As consumers and retailers alike navigate an elongated retail season there will be many new experiences and opportunities.

GIFT CARDS

Gift cards are the biggest component of retail that continues to go largely unnoticed. For over a decade, it has impacted freight cycles and only grows each year. People are approaching their buying patterns differently this year, specifically in regards to gifting. They are asking ‘what do they need’ and not guessing what they want. We could see every sector from groceries to clothing use gift cards this year.

As there will likely be a historic level of gift card purchases, this will likely create a spike during the holiday season due to their usage. In addition, there has been a significant amount of gift cards that are not redeemed or if redeemed there is a significant delay. This allows the company to infuse cash into their financials, keep some liability that will not be used, and create an outlet opportunity for goods that were not sold during the holiday season.  If a strategy is not already in place to incentivize the purchase of these, we would recommend doing.

We predict a continuation of e-commerce growth and a robust retail season for those companies that support this area effectively. This has forced retailers to ensure inventory being in stock earlier so that consumers can obtain the goods, captures sales from competitors, and allow for shipping times of goods that will not be destined for the same household locations. This will force consumers to make purchase decisions early to subsequently ship them timely to the intended party.

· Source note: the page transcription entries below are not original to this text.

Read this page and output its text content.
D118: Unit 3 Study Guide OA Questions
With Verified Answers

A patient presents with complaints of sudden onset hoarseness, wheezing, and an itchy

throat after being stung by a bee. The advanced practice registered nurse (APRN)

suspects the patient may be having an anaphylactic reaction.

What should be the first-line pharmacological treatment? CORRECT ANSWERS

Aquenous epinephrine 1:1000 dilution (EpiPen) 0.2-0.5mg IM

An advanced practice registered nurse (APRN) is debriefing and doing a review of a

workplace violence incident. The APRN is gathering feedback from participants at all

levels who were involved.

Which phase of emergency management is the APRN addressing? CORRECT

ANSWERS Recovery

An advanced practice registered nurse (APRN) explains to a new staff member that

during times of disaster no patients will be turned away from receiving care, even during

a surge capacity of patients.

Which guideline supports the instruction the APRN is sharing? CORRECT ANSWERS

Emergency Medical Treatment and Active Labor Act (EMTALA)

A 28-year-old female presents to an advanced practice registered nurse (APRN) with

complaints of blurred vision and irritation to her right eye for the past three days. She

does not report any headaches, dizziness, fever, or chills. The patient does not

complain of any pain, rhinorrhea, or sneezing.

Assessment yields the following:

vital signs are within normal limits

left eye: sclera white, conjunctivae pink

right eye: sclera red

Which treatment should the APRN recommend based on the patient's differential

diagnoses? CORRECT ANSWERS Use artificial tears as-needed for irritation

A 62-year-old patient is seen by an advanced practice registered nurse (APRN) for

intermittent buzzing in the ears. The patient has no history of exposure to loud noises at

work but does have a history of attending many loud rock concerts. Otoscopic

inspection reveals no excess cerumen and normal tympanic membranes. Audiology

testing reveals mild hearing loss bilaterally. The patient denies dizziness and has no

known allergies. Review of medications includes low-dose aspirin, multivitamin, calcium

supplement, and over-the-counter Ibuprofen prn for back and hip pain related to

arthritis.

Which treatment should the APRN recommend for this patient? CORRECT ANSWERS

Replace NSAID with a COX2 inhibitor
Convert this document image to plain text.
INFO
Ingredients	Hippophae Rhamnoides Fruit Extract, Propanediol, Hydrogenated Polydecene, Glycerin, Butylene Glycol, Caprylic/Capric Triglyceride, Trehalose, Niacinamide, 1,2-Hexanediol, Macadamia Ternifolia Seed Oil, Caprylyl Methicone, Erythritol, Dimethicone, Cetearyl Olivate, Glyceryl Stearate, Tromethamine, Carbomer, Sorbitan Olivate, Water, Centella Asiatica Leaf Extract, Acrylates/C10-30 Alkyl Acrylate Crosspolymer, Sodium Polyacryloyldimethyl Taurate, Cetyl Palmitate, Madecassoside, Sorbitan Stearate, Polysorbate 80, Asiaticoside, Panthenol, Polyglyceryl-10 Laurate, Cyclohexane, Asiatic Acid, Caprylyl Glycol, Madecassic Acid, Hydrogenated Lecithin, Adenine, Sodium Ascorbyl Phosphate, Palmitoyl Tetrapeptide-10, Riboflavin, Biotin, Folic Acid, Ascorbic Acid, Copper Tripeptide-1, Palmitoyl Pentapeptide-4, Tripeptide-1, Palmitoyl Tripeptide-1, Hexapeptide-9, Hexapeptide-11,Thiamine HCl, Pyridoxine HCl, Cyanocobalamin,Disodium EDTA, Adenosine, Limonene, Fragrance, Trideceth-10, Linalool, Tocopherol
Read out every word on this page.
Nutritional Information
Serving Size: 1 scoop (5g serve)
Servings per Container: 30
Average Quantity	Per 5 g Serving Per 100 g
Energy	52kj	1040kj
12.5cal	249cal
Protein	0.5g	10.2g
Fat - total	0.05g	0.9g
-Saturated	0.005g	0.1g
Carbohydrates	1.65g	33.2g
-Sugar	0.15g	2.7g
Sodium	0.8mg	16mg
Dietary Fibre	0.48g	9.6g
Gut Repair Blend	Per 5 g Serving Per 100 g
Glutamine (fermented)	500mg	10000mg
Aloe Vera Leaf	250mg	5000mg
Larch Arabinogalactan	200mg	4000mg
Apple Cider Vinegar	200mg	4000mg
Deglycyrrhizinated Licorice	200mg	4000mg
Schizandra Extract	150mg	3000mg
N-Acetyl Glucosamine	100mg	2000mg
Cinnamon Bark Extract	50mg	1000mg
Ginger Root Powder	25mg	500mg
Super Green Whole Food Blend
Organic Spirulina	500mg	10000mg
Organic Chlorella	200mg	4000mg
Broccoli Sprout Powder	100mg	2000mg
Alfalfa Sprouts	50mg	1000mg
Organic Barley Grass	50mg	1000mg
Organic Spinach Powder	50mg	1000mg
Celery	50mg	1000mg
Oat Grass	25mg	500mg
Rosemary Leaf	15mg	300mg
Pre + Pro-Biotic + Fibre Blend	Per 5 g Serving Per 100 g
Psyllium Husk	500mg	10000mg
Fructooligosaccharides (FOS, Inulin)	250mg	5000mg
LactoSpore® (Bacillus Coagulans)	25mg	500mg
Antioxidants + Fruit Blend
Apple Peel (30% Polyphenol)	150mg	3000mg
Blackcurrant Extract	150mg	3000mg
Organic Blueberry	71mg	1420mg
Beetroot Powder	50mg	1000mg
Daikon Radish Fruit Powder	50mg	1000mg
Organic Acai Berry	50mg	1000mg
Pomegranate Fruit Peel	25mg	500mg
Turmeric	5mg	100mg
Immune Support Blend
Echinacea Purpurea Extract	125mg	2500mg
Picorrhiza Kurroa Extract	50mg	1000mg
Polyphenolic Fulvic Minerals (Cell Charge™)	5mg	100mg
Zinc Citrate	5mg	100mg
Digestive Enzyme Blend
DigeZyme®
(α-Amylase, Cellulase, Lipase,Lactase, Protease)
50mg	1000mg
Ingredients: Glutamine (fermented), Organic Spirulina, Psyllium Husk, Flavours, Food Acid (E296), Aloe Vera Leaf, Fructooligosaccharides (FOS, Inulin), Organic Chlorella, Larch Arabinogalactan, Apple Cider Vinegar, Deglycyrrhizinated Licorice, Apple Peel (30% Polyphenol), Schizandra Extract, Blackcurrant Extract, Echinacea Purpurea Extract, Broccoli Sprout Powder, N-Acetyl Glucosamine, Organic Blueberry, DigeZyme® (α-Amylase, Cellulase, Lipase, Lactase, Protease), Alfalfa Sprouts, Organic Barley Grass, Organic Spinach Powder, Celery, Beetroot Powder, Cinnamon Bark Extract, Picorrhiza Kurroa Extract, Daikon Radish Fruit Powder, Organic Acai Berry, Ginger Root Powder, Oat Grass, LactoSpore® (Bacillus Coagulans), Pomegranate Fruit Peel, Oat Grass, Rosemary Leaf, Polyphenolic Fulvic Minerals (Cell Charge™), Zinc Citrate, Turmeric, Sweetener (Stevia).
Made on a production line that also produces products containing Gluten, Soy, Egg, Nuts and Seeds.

It would be naïve to think that Amazon hasn’t considered this with its recent ‘Amazon Prime Days’. We believe this is an effort to take pressure off their later retail season and to grab market share. We would also predict the largest amount of returns in the first quarter of 2021 that we have ever seen and forecast significant adjustments to financial balance sheets in this period.

Since March, retailers have had to adapt and create different omnichannel strategies and solutions such as in-buy online pick up in store (BOPIS), buy online return in store (BORIS) and curbside pick up, to suit their customer groups.

We will continue to see an expansion of these services as we move into the holidays, specifically from local retailers and value-based retailers like Dollar General who have invested heavily in this space. In addition, more pre-Black Friday and Cyber Monday sales to vie for the retail consumer dollar like Amazon did with ‘Prime Days.’ Beyond this near-term retail season, the real question is if we will see similar trends or newly created sales ahead of other seasons like spring holidays. Keep in mind that retailers sat on a lot of inventory ahead of the last spring season due to COVID shutdowns and a lot were not able to unload this merchandise. It is taking up storage and capital dollars. Retailers will need to think smarter going into the spring season.

We continue to advise our clients focus on the consumer experience, executing sound supply chain strategies, and that retailers do everything they can to avoid returns through informed decision-making with their digital presentations.  

E-commerce has roughly three times the return rate of a traditional retail purchase. Investments in consumer-friendly packaging for goods that have high return rates will help minimize the impact to returning goods in companies reverse logistic processes.

Shipping delays will be inevitable due to the sheer volume of this likely e-commerce heavy retail season. These purchases will be competing for cargo space in carrier networks with daily necessities that have been transitioned to e-commerce and in the early US retail season will potentially be impacted by voting volumes. In addition, crowded stores and maintaining social distance will be delicate nuances not previously experienced in a retail season by store personnel.

According to The Economist Intelligence Unit’s Industries 2021 report, global retail sales volumes will grow by 3%, but still fall 2% short of 2019 levels. To meet modern demands while navigating the pandemic, we highly advise organizations to think about the customer experience as ‘the product’ and further advising to map those customer journeys out. Retailers will need to ‘cut smart’ to protect margins and reinvest in the right areas.

Johnathan Foster is principal consultant at Proxima Group.